To better study cancer vaccines, aid cancer vaccine design and identify underlying cancer vaccine mechanisms, we developed CanVaxKB (https://violinet.org/canvaxkb), the first open data resource for a cancer vaccine knowledgebase. CanVaxKB is developed as an independent program under the umbrella of the Vaccine Information Online and Investigation Network (VIOLIN) vaccine database and analysis system (https://violinet.org) (18,19) in 2013. VIOLIN itself was founded in 2008 to serve as a primary knowledgebase and repository for all vaccines. CanVaxKB currently has data on 674 cancer vaccines for treatment or prevention that have been experimentally verified to be effective and/or are under clinical trials. CanVaxKB also stores hundreds of genes and proteins, which have been targeted specifically by cancer vaccines, which we have collectively termed ‘canvaxgens’. We hope that CanVaxKB will help researchers and physicians collaborate to understand cancer mechanisms better.
Materials and methods
CanVaxKB system and database design
The CanVaxKB system was built on two HP ProLiant DL380 G6 servers running the Red Hat Enterprise Linux operating system. A three-tier infrastructure was applied: a web user interface (presentation tier) to submit queries and display results, in addition to an application server using PHP/SQL (middle tier) against a MySQL relational database (data tier, database server). CanVaxKB is implemented as a subset of web-based semi-automatic VIOLIN literature mining and curation systems (18,19). This system allows data annotators to annotate and input annotated data to the VIOLIN database easily.

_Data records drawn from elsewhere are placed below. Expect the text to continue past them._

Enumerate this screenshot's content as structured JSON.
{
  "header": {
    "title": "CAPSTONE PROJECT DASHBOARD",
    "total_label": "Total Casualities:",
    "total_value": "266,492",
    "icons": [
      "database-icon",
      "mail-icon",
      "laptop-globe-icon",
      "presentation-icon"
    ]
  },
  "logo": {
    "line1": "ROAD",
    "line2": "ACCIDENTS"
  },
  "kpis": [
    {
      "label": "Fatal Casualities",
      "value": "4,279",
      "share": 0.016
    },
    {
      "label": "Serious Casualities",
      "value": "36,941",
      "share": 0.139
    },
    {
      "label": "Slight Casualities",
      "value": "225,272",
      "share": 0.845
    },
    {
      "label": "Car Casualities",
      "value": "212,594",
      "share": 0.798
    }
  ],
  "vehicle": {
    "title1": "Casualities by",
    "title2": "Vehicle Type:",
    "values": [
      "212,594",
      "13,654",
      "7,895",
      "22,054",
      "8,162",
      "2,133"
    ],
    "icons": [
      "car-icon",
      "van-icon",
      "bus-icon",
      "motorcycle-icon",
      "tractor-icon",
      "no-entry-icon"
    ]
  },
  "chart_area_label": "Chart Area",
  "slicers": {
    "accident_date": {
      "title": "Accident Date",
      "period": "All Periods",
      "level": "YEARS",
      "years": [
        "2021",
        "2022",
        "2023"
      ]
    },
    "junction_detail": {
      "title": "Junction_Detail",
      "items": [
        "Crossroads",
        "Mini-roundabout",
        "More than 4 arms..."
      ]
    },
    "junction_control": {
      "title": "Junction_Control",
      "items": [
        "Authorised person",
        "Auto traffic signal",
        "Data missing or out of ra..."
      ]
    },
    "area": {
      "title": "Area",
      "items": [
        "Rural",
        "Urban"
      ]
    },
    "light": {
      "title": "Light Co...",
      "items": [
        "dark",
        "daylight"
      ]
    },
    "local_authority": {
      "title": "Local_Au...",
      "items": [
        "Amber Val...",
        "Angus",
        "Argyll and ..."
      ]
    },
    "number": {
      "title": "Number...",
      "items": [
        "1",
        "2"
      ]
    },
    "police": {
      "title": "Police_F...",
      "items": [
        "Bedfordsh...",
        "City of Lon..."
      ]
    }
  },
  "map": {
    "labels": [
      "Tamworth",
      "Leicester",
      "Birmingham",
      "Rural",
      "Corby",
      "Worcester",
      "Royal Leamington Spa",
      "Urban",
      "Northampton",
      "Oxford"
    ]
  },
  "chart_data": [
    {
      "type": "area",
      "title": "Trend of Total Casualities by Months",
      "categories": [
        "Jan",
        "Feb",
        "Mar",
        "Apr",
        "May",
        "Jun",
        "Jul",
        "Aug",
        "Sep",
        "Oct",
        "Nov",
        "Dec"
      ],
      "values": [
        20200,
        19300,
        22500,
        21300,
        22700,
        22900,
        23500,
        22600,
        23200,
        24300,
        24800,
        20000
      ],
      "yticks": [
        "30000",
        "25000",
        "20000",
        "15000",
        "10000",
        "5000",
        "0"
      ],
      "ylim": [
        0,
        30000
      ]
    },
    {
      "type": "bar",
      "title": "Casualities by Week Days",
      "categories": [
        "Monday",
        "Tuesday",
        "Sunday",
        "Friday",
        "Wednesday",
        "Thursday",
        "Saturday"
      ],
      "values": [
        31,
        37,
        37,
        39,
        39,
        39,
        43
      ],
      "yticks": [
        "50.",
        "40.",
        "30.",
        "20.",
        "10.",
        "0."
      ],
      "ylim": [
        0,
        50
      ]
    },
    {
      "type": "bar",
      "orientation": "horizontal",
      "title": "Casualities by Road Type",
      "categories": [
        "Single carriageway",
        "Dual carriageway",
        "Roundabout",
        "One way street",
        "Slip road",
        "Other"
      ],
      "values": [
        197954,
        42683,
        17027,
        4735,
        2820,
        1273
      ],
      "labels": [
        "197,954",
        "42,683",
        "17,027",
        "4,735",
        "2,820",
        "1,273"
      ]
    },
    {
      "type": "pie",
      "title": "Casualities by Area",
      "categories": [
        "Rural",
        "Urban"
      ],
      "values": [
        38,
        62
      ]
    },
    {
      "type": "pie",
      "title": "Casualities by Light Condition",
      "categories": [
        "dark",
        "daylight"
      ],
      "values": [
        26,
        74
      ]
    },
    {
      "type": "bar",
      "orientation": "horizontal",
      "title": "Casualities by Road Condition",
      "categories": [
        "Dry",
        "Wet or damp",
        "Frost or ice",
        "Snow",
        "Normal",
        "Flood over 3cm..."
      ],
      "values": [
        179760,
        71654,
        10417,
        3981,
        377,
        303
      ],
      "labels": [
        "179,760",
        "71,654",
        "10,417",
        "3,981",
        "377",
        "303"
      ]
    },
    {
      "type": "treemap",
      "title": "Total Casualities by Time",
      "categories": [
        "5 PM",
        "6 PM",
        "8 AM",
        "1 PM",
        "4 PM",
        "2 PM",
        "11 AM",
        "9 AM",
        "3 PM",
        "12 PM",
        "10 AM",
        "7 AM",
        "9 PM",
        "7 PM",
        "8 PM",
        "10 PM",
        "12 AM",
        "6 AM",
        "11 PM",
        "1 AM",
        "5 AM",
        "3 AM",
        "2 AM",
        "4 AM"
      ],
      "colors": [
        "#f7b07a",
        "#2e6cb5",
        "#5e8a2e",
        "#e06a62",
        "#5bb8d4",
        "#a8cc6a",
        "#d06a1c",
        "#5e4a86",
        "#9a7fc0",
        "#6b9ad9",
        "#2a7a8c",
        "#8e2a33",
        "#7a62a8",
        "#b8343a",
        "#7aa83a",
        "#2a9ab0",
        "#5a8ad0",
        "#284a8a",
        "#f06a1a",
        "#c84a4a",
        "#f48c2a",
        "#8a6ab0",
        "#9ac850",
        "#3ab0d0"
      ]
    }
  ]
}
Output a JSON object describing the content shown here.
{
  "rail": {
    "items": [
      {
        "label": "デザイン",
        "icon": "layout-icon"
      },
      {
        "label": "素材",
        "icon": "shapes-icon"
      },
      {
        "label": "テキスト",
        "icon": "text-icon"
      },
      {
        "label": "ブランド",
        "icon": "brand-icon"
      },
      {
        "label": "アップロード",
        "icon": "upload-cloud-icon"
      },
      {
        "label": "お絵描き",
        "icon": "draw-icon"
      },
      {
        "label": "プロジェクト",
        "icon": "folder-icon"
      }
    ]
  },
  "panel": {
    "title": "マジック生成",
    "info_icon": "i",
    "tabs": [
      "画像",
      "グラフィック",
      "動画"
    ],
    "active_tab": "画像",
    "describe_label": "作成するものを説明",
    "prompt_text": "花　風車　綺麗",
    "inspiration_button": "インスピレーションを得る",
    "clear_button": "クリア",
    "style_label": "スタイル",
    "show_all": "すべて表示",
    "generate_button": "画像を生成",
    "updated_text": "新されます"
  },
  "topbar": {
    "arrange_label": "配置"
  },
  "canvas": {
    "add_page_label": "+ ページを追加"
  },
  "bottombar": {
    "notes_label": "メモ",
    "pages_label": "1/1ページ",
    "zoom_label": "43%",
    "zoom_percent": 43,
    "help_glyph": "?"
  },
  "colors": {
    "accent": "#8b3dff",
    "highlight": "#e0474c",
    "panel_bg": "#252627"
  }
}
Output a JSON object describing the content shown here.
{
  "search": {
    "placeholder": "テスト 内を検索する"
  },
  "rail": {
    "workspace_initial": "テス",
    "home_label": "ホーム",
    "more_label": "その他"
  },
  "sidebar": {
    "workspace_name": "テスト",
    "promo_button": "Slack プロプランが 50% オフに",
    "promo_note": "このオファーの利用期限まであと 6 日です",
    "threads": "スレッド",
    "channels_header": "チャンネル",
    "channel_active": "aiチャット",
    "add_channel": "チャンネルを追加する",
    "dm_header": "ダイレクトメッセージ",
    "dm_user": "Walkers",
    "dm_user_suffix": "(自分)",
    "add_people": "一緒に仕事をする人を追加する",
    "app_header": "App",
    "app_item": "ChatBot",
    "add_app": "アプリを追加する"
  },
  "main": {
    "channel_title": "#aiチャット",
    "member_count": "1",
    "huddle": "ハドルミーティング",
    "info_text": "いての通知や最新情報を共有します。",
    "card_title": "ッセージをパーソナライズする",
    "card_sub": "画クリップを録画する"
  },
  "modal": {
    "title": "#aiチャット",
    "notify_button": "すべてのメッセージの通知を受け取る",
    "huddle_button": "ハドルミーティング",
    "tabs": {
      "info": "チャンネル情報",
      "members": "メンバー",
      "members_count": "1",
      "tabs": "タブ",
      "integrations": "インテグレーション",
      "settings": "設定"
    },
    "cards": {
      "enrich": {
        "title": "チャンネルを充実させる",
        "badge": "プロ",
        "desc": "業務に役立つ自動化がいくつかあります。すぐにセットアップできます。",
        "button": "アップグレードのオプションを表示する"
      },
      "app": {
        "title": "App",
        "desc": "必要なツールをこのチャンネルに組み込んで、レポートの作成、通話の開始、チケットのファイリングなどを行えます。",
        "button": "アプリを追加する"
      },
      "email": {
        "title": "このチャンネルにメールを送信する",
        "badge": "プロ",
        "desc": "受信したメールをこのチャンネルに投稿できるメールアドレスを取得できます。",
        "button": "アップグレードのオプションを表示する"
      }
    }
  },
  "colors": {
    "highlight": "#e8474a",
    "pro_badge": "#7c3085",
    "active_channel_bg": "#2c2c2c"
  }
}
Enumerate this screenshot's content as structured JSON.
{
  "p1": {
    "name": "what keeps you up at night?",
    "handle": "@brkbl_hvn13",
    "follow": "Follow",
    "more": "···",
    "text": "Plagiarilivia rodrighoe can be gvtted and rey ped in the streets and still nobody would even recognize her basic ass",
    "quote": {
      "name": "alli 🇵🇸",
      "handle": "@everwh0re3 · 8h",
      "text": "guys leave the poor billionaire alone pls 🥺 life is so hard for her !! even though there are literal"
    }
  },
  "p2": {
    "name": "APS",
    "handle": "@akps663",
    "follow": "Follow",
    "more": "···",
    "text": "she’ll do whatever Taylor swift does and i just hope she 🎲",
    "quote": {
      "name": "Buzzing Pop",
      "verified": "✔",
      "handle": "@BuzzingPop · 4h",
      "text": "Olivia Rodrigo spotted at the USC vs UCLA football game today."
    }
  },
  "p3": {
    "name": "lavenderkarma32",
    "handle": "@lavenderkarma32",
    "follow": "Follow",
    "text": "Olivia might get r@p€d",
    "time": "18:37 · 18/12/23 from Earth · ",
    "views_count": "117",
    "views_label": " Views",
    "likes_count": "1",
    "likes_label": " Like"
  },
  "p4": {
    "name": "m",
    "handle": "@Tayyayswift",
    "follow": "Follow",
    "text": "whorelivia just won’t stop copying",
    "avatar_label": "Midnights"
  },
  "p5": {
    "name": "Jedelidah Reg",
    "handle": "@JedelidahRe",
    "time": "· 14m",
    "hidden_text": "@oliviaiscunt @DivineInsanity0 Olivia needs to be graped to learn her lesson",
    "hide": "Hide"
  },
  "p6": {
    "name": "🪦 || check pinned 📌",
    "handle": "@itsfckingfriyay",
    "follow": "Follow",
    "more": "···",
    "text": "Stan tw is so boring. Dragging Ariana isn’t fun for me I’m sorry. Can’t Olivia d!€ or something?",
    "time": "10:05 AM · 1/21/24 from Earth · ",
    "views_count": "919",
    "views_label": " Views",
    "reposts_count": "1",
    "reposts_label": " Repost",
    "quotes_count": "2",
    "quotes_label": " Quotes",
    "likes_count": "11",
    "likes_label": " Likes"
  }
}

Figure 1 illustrates the workflow of the CanVaxKB database design and implementation, which is similar to many other programs in the VIOLIN databases (18). Specifically, CanVaxKB manually collects annotated data from peer-reviewed articles and reliable websites of cancer vaccine clinical trials and federal resources. The genes involved in the cancer vaccines were identified and mapped to the pre-existing National Center for Biotechnology Information (NCBI) gene IDs. For each cancer vaccine, CanVaxKB collects the following information: the cancer vaccine name, Vaccine Ontology (VO) ID (if existent), preparation, vaccine formulation and reference. Detailed vaccine information, including antigen name, vaccine name, vaccine status (i.e. licensed, clinical trial or research), host animal model, vaccination route, protection protocol and efficacy, is also collected. We include additional information on specific components of the vaccine, including modifications of vaccine antigens or vectors. Further information about the vaccine, such as experimentally targeted cancer type, is included as part of the description or host response entries when available. For antigens matched to a gene, gene information is automatically added to the CanVaxKB database by an internal script to retrieve the NCBI gene, protein or nucleotide ID from the NCBI database. For each record, comprehensive citation information is included. The citation information is automatically retrieved from PubMed through an internal script using the PubMed ID (i.e. PMID) (19).
Figure 1.
CanVaxKB web server design. Experimentally verified results of cancer vaccines and their related information such as antigens and host responses are manually annotated from peer-reviewed PubMed publications and stored into the CanVaxKB and VIOLIN databases. VO IDs assigned for vaccines and vaccine components were used for data sharing and data integration in CanVaxKB. An internal program was generated to extract comprehensive citation information using a PMID of a referenced paper. The NCBI IDs for the genes, proteins or nucleotides of protective antigens are identified and used by an internal script to retrieve detailed information (including sequences) about individual protective antigens.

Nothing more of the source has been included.